Ethiopians dismiss new gov’t absorption program

Cabinet approves new plan to improve conditions, but social leaders, Kessim call plan ‘paternalistic.’

Protesting against discrimination in Jerusalem 390 (photo credit: Baz Ratner/Reuters)
Protesting against discrimination in Jerusalem 390
(photo credit: Baz Ratner/Reuters)
Leaders of Israel’s 120,000-strong Ethiopian community downplayed the government’s approval of a social welfare plan on Sunday, calling it paternalistic and insufficient to resolve lingering socioeconomic problems.
“It’s just cosmetics,” Michal Avera Samuel, Director of FIDEL – Association for Education and Social Integration of Ethiopian Jews in Israel – told The Jerusalem Post.
“We are very angry about this and it just shows how the government plans to continue to make the same mistakes it did in the past,” Avera Samuel said.
According a statement from the Prime Minister’s Office, the new plan will sharply increase the number of housing grants allocated to new Ethiopian immigrants, as well as create a new employment service dedicated to placing Ethiopians in jobs that match their education and skill level.
The government will fund 30 new civil service positions in order to boost the presence of Ethiopians in the public sector and will appoint two new kessim – or spiritual leaders – to work with the community.
The new plan also features a comprehensive outreach program in an attempt to tackle racism against the Ethiopian community. According to local media reports, discrimination and hostility have reached a record high.
The Prime Minister’s Office statement stipulated that the new plan will intertwine with a five-year plan established in 2008. The previous program was aimed at improving the absorption of the Ethiopian community.

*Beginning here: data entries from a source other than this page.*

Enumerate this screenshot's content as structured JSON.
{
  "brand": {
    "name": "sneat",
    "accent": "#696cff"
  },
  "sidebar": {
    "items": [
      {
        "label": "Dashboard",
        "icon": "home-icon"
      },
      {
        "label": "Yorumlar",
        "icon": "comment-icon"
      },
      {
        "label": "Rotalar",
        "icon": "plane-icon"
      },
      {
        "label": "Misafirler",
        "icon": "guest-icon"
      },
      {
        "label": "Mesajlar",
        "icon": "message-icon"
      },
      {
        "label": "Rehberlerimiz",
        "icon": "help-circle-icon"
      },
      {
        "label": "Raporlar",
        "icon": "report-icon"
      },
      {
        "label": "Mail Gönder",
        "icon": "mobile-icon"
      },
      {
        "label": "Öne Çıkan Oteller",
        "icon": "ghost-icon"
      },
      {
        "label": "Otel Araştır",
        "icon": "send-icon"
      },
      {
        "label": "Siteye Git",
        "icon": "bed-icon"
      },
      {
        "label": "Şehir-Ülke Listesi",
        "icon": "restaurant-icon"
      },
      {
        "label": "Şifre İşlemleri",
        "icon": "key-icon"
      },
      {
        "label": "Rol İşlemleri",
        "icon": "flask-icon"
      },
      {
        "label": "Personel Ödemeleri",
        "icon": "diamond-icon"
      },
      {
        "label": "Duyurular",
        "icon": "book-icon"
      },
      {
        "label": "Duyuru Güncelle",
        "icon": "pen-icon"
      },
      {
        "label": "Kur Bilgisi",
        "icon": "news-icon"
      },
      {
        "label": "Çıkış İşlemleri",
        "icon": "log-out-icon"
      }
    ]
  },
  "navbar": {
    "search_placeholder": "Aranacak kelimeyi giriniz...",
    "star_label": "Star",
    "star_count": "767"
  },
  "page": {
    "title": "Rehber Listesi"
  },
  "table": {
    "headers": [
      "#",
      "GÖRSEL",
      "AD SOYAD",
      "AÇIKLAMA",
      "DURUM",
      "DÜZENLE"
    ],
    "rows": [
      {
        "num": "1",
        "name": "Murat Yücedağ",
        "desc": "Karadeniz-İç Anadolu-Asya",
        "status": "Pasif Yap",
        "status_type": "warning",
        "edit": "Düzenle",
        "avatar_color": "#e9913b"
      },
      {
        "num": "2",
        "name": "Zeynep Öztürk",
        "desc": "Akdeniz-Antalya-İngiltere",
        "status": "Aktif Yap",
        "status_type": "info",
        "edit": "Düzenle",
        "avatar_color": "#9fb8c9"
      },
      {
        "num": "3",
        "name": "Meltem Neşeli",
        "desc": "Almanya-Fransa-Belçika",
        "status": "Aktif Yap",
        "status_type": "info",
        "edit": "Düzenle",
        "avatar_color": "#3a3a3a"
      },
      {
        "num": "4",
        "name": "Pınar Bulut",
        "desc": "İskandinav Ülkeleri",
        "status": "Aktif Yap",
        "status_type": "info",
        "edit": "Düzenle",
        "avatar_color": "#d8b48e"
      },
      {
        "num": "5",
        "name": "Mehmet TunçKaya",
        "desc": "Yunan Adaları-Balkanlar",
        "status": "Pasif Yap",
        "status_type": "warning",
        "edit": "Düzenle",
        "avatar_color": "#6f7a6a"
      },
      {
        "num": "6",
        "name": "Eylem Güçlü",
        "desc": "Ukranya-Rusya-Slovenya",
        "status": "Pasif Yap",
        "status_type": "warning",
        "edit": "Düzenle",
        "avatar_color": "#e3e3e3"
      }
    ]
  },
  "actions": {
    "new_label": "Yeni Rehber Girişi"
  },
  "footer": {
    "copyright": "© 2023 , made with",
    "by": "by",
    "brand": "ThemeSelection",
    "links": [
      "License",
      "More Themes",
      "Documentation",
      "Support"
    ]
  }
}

But according to Avera Samuel and other Ethiopian-Israeli leaders, the previous plan never fulfilled its goals after the government slashed its initial budget and incorporated it into the previous immigrant absorption programs in each government ministry.

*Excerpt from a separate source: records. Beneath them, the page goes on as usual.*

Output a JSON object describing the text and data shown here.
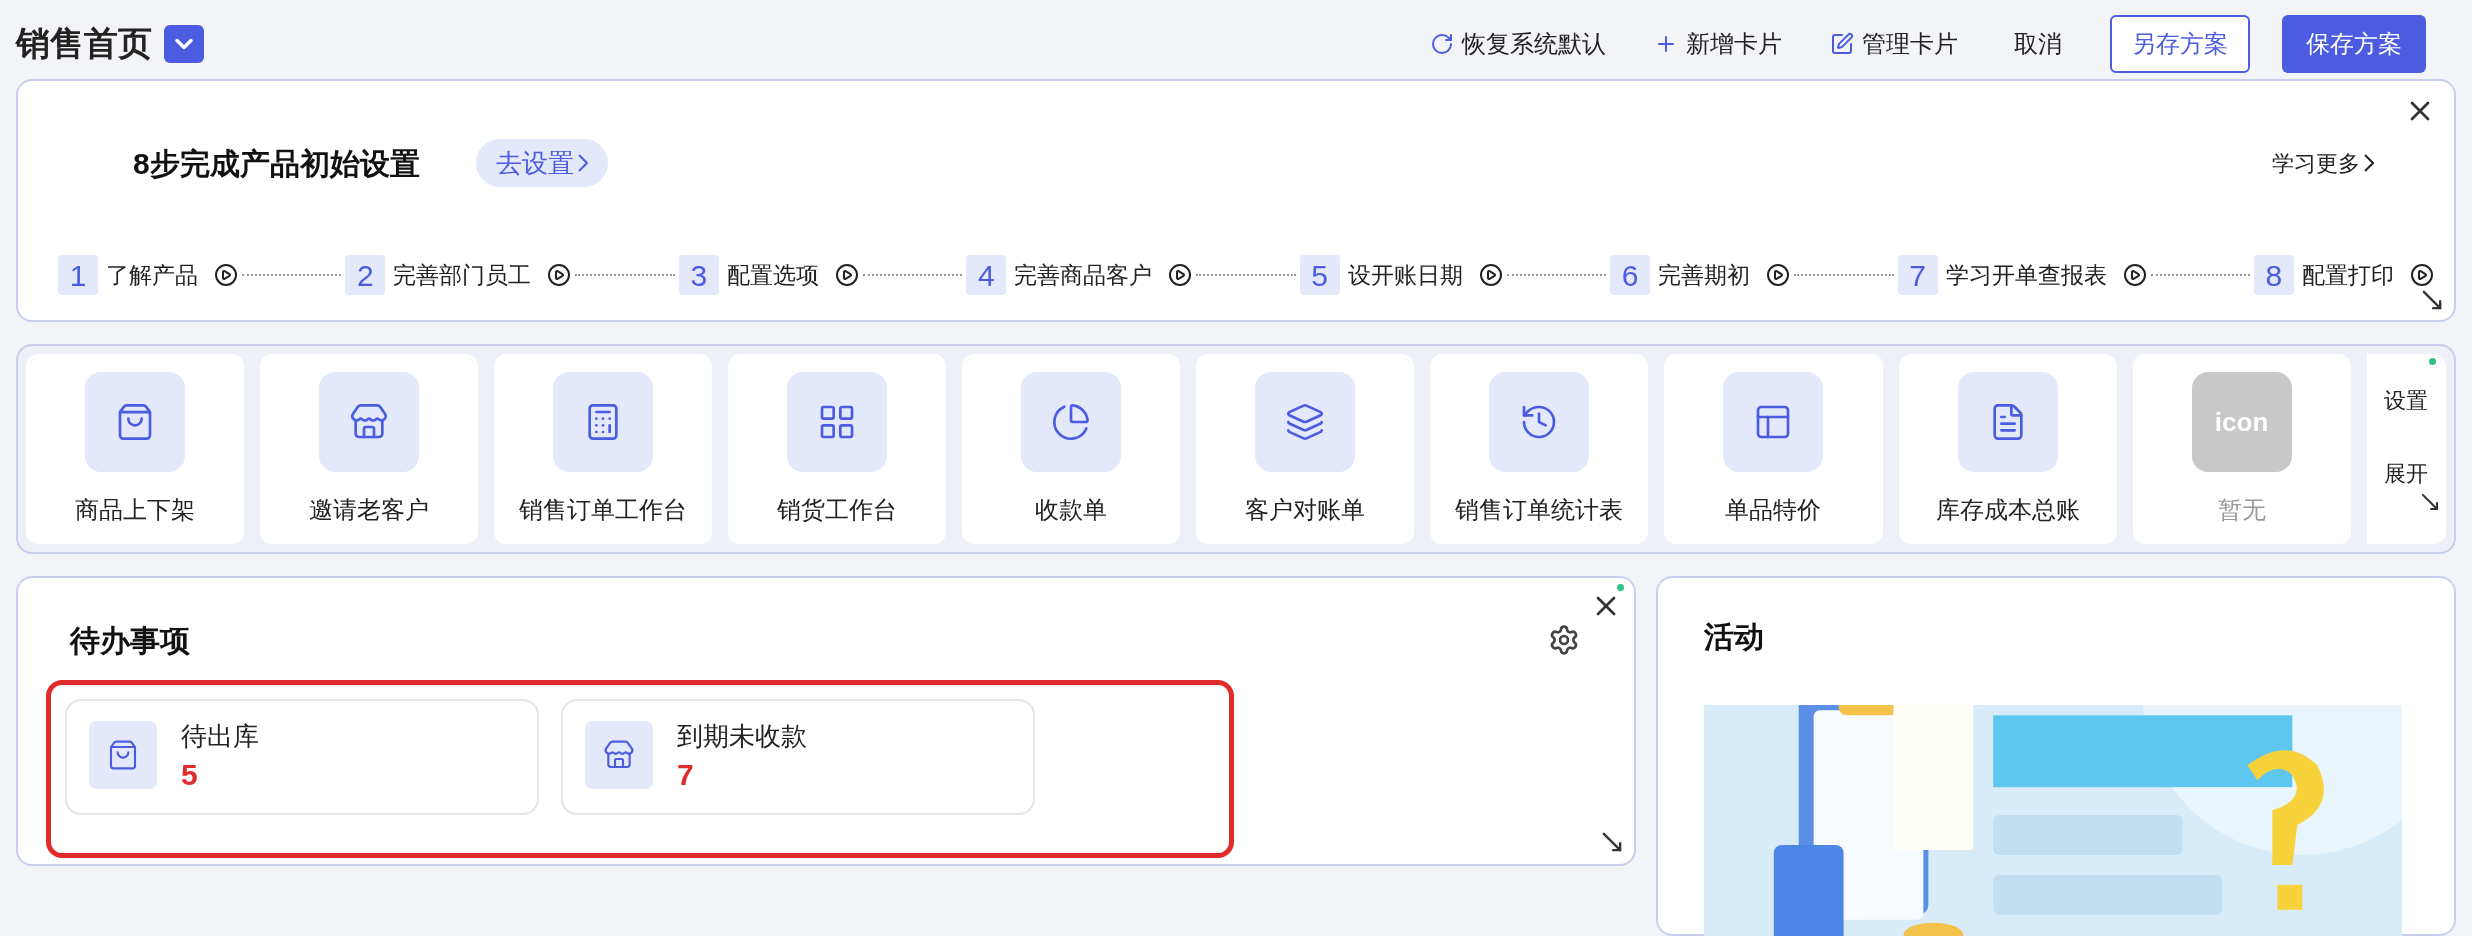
{
  "header": {
    "title": "销售首页",
    "actions": [
      {
        "kind": "link",
        "label": "恢复系统默认"
      },
      {
        "kind": "link",
        "label": "新增卡片"
      },
      {
        "kind": "link",
        "label": "管理卡片"
      },
      {
        "kind": "text",
        "label": "取消"
      },
      {
        "kind": "outline",
        "label": "另存方案"
      },
      {
        "kind": "primary",
        "label": "保存方案"
      }
    ]
  },
  "setup_card": {
    "title": "8步完成产品初始设置",
    "go_button": "去设置",
    "learn_more": "学习更多",
    "steps": [
      {
        "number": "1",
        "label": "了解产品"
      },
      {
        "number": "2",
        "label": "完善部门员工"
      },
      {
        "number": "3",
        "label": "配置选项"
      },
      {
        "number": "4",
        "label": "完善商品客户"
      },
      {
        "number": "5",
        "label": "设开账日期"
      },
      {
        "number": "6",
        "label": "完善期初"
      },
      {
        "number": "7",
        "label": "学习开单查报表"
      },
      {
        "number": "8",
        "label": "配置打印"
      }
    ]
  },
  "shortcuts": {
    "items": [
      {
        "kind": "icon",
        "label": "商品上下架"
      },
      {
        "kind": "icon",
        "label": "邀请老客户"
      },
      {
        "kind": "icon",
        "label": "销售订单工作台"
      },
      {
        "kind": "icon",
        "label": "销货工作台"
      },
      {
        "kind": "icon",
        "label": "收款单"
      },
      {
        "kind": "icon",
        "label": "客户对账单"
      },
      {
        "kind": "icon",
        "label": "销售订单统计表"
      },
      {
        "kind": "icon",
        "label": "单品特价"
      },
      {
        "kind": "icon",
        "label": "库存成本总账"
      },
      {
        "kind": "placeholder",
        "icon_text": "icon",
        "label": "暂无"
      }
    ],
    "settings": "设置",
    "expand": "展开"
  },
  "todo_card": {
    "title": "待办事项",
    "highlighted": true,
    "items": [
      {
        "label": "待出库",
        "count": "5"
      },
      {
        "label": "到期未收款",
        "count": "7"
      }
    ]
  },
  "activity_card": {
    "title": "活动"
  }
}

“That five-year plan is not even working properly and yet the government just wants to take something that is not working and revive it,” Avera Samuel stated. She joined the heads of other Ethiopian NGOs and kessim in sending a letter to Prime Minister Binyamin Netanyahu and other government ministers last week, urging them to delay approving the latest plan.

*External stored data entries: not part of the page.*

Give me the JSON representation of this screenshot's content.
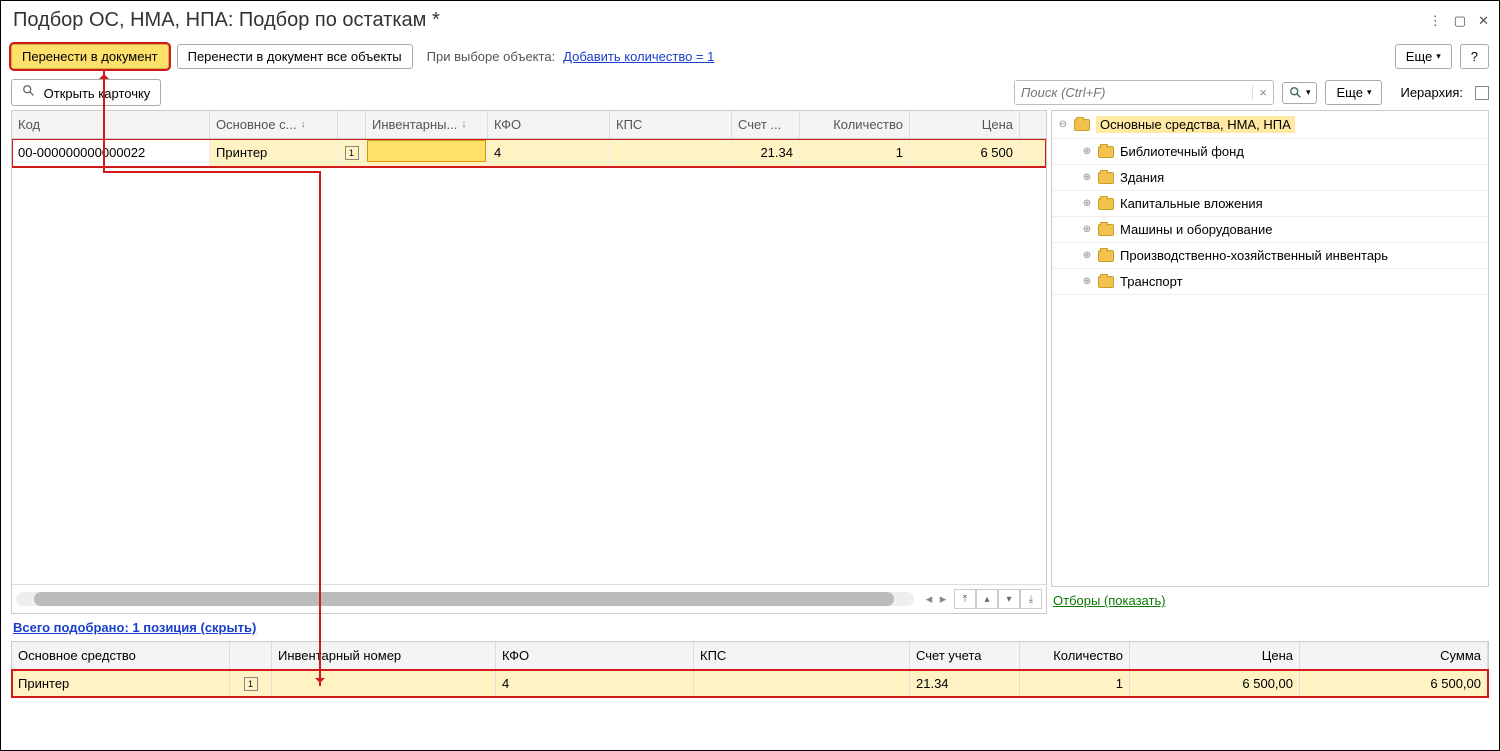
{
  "title": "Подбор ОС, НМА, НПА: Подбор по остаткам *",
  "toolbar1": {
    "transfer": "Перенести в документ",
    "transfer_all": "Перенести в документ все объекты",
    "on_select_label": "При выборе объекта:",
    "add_qty_link": "Добавить количество = 1",
    "more": "Еще",
    "help": "?"
  },
  "toolbar2": {
    "open_card": "Открыть карточку",
    "search_placeholder": "Поиск (Ctrl+F)",
    "more": "Еще",
    "hierarchy_label": "Иерархия:"
  },
  "grid": {
    "headers": {
      "code": "Код",
      "osnovnoe": "Основное с...",
      "inventory": "Инвентарны...",
      "kfo": "КФО",
      "kps": "КПС",
      "account": "Счет ...",
      "qty": "Количество",
      "price": "Цена"
    },
    "row": {
      "code": "00-000000000000022",
      "osnovnoe": "Принтер",
      "inventory": "",
      "kfo": "4",
      "kps": "",
      "account": "21.34",
      "qty": "1",
      "price": "6 500"
    }
  },
  "tree": {
    "root": "Основные средства, НМА, НПА",
    "items": [
      "Библиотечный фонд",
      "Здания",
      "Капитальные вложения",
      "Машины и оборудование",
      "Производственно-хозяйственный инвентарь",
      "Транспорт"
    ]
  },
  "filters_link": "Отборы (показать)",
  "summary_link": "Всего подобрано: 1 позиция (скрыть)",
  "selected": {
    "headers": {
      "osnovnoe": "Основное средство",
      "inventory": "Инвентарный номер",
      "kfo": "КФО",
      "kps": "КПС",
      "account": "Счет учета",
      "qty": "Количество",
      "price": "Цена",
      "sum": "Сумма"
    },
    "row": {
      "osnovnoe": "Принтер",
      "inventory": "",
      "kfo": "4",
      "kps": "",
      "account": "21.34",
      "qty": "1",
      "price": "6 500,00",
      "sum": "6 500,00"
    }
  }
}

“We are very angry about what has happened,” she said.
“The prime minister promised to include us in the decision-making process and not to continue on with the failed programs that have been used in the past.”
According to Avera Samuel, the Ethiopian-Israeli community would like to see a more holistic and comprehensive approach to immigrant absorption. The government has yet to respond to the letter, she said.
Over the past few months, following media reports of several racist incidents against Ethiopian Jews, the prime minister met regularly with many senior leaders and activists from the Ethiopian- Israeli community.
In announcing the new plan, Netanyahu said that his goal was to address all the issues raised at these meetings.
“I have personally met with members of the Ethiopian community from kessim to young people and I understand the deep problems facing the community,” Netanyahu said in a statement.
“Today we are presenting a comprehensive program to improve the immigration and absorption of Ethiopian immigrants.”
The prime minister said that in addition to the new plan, the government would no longer carry out a policy of school segregation between Ethiopian and non-Ethiopian students. He pledged to increase efforts at integrating new immigrants into the mainstream of Israeli society.
“We want to bring a message to the Israeli people, there is no room for racism here,” Netanyahu said, mentioning that Ethiopian Jews play a pivotal role in Israeli and Jewish history.
Following Sunday’s announcement, Ethiopian MK Shlomo Molla said the new plan lacked creativity and failed to solve the intractable problems of institutionalized discrimination facing the community.
“Unfortunately there is nothing new that will serve all those young people who protested against discrimination and social problems a few months ago,” Molla said.